Titled somewhat hyperbolically The Incredible Jazz Guitar of Wes Montgomery, the album is constructed with a level of care that makes clear its purpose to properly introduce the guitarist to his soon-to-be-adoring public. The first side’s sequence of an up-tempo groover followed by a mid-tempo Montgomery original then a ballad and then an up-tempo original is mirrored in reverse, except for one small exception, on the second side. There is also the matter of the musicians accompanying Montgomery.
Switching out the grits-and-gravy sound of an organ trio for the tried-and-true quartet format, the album features bassist Percy Heath and drummer Albert “Tootie” Heath—two-thirds of the fabled Heath brothers of Philadelphia—who bring a firm foundation to the music and a deep simpatico. Even more critical is who was chosen to play piano on the date.
Back in the days before Toronto’s CJRT was rebranded as JAZZ FM91, Ted O’Reilly, host of the station’s flagship program, The Jazz Scene, and one of the city’s most important jazz citizens, shared a shortcut for divining a record’s quality: if it had Tommy Flanagan on piano, odds are it was going to be good. While O’Reilly’s maxim overstates Flanagan’s ubiquity as a recorded musician—if anything, one wishes he had shown up on more sessions—it understates Flanagan’s importance as a pianist of almost otherworldly and uncompromising taste. Indeed, The Incredible Jazz Guitar of Wes Montgomery would not have been the resounding success it was if it didn't have Flanagan as Montgomery’s foil.

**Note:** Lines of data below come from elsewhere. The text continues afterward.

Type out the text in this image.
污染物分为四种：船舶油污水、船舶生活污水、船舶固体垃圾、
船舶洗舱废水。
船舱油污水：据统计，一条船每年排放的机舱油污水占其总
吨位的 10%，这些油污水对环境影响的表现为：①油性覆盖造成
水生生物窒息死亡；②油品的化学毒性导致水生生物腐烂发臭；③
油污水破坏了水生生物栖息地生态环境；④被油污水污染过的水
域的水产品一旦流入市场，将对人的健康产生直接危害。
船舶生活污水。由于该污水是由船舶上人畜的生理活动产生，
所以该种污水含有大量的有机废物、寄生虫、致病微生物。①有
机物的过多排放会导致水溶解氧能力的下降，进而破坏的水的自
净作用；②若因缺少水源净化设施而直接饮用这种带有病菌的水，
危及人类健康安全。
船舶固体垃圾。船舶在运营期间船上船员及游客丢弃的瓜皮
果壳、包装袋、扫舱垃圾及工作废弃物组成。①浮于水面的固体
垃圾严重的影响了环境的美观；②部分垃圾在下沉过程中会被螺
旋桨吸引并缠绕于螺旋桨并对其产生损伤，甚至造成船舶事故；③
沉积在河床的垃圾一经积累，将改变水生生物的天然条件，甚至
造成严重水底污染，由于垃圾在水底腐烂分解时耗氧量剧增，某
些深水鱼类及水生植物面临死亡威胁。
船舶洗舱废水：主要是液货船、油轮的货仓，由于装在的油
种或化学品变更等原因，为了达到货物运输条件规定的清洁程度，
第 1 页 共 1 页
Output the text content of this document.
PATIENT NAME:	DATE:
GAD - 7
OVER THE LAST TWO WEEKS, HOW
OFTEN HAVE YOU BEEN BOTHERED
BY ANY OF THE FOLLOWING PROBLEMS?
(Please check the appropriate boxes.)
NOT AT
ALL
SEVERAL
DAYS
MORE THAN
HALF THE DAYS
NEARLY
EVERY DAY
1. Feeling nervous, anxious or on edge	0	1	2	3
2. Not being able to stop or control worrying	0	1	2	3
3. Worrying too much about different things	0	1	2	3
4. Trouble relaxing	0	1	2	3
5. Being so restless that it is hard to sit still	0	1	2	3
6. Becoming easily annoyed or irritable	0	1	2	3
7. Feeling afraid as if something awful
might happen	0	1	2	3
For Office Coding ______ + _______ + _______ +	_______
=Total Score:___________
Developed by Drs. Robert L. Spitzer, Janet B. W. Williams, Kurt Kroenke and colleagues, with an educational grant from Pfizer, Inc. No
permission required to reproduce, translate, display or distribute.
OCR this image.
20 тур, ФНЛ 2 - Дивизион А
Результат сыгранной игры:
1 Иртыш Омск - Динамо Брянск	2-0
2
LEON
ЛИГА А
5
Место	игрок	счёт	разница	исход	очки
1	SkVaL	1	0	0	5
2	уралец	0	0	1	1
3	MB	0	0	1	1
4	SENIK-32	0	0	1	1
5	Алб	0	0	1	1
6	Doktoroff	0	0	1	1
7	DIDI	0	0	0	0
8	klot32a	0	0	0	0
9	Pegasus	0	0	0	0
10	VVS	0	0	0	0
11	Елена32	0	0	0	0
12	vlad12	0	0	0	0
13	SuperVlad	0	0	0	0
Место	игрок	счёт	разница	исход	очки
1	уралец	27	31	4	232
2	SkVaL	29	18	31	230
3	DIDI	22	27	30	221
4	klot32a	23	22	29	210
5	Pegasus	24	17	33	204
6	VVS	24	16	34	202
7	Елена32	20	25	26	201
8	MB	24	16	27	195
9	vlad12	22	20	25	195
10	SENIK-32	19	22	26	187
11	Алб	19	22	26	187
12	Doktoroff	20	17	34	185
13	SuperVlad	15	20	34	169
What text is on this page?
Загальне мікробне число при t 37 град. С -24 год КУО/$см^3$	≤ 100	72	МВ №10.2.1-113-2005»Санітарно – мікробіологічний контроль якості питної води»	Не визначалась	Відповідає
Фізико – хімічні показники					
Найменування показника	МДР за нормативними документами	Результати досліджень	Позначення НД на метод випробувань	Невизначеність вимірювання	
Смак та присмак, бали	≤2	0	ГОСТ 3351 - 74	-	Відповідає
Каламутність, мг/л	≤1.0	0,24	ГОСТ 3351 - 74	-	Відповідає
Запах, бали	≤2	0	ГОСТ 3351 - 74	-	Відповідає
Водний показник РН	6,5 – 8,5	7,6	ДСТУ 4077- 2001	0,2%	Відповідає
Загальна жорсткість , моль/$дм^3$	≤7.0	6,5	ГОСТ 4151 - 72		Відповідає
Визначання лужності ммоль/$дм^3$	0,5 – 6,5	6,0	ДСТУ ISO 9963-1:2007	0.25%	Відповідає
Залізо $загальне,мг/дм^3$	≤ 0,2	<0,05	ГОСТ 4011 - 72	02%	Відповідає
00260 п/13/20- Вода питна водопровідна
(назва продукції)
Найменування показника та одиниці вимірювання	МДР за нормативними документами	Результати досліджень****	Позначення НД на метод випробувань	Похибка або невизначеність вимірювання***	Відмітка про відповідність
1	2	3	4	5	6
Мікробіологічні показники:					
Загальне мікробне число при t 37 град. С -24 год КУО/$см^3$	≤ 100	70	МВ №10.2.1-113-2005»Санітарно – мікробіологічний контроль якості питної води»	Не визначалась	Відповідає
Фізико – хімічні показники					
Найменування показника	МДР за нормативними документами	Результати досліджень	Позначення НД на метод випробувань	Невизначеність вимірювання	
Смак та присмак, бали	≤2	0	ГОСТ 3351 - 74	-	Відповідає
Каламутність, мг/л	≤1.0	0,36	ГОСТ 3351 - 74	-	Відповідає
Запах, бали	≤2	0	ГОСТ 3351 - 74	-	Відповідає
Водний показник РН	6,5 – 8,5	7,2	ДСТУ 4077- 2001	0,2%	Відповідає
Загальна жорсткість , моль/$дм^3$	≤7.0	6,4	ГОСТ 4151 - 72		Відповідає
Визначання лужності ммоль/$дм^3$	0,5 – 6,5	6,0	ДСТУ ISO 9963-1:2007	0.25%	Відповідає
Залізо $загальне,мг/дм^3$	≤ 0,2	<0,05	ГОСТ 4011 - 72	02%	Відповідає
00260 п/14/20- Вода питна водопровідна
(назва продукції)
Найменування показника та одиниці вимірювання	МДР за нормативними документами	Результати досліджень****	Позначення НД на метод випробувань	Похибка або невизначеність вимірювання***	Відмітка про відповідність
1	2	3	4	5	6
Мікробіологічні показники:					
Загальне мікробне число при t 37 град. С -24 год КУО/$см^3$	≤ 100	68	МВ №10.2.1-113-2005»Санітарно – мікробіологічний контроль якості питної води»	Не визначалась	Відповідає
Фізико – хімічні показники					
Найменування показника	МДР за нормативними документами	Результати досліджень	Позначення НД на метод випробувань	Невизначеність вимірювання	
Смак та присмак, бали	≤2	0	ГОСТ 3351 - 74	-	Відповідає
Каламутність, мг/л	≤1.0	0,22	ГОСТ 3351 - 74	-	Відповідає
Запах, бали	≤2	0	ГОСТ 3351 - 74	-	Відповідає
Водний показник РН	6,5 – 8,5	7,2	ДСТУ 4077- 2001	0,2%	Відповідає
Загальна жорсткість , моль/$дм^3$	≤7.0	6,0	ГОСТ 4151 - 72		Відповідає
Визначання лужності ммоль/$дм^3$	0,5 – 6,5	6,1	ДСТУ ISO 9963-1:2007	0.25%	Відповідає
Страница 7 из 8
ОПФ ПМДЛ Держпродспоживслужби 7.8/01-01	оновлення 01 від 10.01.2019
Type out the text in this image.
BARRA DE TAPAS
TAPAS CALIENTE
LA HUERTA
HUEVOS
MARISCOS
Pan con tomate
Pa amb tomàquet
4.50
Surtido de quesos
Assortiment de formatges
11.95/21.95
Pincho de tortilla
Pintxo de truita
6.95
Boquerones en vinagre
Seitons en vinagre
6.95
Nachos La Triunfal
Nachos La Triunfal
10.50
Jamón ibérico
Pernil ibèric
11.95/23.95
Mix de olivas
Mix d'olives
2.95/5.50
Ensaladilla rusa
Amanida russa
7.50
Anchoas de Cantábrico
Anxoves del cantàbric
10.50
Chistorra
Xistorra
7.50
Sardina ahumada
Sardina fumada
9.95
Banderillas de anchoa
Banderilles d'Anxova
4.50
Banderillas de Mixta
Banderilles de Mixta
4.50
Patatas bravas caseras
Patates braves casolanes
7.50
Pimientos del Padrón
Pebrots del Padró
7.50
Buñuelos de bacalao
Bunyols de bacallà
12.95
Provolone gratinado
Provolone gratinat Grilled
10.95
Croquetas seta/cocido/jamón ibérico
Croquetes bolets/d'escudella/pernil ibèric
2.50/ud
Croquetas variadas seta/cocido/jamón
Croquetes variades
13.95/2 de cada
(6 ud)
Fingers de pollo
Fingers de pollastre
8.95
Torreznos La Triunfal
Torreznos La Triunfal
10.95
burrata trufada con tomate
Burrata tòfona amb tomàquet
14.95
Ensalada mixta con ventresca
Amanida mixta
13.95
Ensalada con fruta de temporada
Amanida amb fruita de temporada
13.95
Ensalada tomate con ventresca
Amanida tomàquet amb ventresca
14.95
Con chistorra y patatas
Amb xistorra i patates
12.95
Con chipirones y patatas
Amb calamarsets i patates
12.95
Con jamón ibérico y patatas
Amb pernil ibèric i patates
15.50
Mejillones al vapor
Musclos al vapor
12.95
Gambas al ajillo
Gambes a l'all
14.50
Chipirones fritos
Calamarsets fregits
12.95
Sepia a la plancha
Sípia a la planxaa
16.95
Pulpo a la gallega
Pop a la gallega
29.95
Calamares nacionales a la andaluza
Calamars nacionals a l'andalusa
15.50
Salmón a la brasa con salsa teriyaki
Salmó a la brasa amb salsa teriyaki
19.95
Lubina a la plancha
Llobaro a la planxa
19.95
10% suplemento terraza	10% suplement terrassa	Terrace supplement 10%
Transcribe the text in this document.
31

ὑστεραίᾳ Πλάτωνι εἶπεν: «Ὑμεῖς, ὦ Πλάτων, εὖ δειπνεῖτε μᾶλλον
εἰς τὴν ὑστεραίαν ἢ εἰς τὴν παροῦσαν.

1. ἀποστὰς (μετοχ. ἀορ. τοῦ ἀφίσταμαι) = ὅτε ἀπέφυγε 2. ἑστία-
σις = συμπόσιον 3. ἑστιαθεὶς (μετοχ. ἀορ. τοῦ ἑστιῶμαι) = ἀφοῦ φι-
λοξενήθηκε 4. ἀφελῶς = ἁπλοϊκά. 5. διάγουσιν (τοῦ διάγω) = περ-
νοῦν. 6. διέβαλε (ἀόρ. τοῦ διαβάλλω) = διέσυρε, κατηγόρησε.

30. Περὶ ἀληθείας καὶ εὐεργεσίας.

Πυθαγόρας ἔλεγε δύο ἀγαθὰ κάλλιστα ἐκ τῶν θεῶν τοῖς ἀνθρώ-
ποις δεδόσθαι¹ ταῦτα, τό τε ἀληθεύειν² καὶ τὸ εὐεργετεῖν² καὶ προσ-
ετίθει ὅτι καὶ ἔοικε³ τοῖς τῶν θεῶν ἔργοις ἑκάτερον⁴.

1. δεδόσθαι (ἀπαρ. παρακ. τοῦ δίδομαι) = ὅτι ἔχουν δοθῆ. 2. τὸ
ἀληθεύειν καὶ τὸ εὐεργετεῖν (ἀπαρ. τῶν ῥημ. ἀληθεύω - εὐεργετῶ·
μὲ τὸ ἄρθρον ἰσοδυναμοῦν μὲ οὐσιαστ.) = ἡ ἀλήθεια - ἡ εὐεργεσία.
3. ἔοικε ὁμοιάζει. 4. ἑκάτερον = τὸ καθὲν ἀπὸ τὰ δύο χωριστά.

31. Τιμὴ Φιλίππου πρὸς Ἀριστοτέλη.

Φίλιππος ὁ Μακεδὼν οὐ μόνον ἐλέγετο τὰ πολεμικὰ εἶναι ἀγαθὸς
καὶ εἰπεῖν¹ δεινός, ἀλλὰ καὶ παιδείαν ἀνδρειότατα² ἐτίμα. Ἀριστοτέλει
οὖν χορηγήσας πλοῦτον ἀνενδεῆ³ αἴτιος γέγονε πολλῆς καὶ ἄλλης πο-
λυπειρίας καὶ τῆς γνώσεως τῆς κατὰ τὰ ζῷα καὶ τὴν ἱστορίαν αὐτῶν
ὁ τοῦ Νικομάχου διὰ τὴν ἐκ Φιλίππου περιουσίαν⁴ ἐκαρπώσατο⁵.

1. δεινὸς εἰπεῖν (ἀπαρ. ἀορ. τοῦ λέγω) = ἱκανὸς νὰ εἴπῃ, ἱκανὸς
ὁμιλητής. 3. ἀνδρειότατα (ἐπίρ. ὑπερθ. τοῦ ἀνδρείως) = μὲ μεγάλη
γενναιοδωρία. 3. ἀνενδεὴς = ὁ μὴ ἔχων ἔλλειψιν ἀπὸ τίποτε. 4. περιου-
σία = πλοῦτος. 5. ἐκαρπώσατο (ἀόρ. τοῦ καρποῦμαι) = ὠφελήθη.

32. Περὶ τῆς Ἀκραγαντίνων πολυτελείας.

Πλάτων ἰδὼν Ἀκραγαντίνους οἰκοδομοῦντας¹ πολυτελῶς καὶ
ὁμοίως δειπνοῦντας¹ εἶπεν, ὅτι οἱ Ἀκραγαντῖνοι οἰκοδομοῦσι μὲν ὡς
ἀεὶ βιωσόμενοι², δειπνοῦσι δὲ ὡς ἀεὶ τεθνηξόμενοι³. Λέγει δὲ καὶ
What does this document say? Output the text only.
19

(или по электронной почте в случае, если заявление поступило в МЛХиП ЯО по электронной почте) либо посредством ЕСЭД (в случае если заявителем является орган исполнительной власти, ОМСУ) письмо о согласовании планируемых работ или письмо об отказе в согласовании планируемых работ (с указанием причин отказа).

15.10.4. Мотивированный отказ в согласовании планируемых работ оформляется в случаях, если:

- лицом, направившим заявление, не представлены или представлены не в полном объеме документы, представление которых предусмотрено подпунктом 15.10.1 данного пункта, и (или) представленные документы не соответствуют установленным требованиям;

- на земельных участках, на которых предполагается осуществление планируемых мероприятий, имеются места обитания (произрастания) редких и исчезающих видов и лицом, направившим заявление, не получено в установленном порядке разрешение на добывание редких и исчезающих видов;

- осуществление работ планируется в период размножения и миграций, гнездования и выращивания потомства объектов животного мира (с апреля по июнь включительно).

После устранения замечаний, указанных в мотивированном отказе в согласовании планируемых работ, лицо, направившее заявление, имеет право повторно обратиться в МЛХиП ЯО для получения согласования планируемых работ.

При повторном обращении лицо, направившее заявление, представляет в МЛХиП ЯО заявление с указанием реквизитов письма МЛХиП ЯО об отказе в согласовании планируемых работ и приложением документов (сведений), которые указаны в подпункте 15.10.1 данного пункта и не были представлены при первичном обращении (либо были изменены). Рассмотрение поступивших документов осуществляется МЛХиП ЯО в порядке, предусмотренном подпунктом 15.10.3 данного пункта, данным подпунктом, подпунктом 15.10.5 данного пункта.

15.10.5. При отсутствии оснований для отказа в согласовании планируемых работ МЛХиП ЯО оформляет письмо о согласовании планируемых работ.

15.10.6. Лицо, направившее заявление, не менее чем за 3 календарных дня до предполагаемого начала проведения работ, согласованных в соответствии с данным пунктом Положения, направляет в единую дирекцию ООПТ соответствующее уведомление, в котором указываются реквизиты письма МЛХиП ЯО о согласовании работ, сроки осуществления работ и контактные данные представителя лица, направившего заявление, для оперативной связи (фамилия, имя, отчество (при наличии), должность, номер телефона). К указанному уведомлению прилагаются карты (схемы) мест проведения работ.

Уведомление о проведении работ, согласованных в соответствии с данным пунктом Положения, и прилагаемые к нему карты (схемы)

There’s a quality to Flanagan’s introductions to the album’s two ballads: ‘Polka Dots and Moonbeams’ and Dave Brubeck’s ‘In Your Own Sweet Way,’ that is romantic without being cloying, sentimental without the saccharine, an expression of deep ardour that unbinds the listener to receive Montgomery’s thematic statements. On the former, he gradually moves away from the melody—one of the prettiest in the Great American Songbook—so that by the bridge, he is unspooling delicate, deeply sensitive variations that culminate in a soaring skip across the fretboard in the return to the song’s A section. For the latter, Montgomery favours chords to state Brubeck’s melody—one of the most beautiful the pianist ever wrote. It is a sign of the astute acumen that is embedded into every note of the album that these two pieces were selected as its slow-tempo serenades. Both are wondrous vessels of lyricism, and Montgomery and Flanagan, each an intensely lyrical player, excel in plumbing their dreamy contours.
An appreciation of the collective force of the assembled quartet is to be found on the opening, brisk interpretation of Sonny Rollins’ ‘Airegin.’ True to form, technique is only summoned when the arc of a solo demands it: Montgomery runs off some fleet single lines while Flanagan dances around Rollins’ theme, each using space to shape their excursion through the song’s obstacle course. Percy Heath’s improvisation has him hewing to a walking gait, a reminder of the unshakable bottom he provides. Albert Heath trades fours with Montgomery, favouring the snare and an extraverted approach.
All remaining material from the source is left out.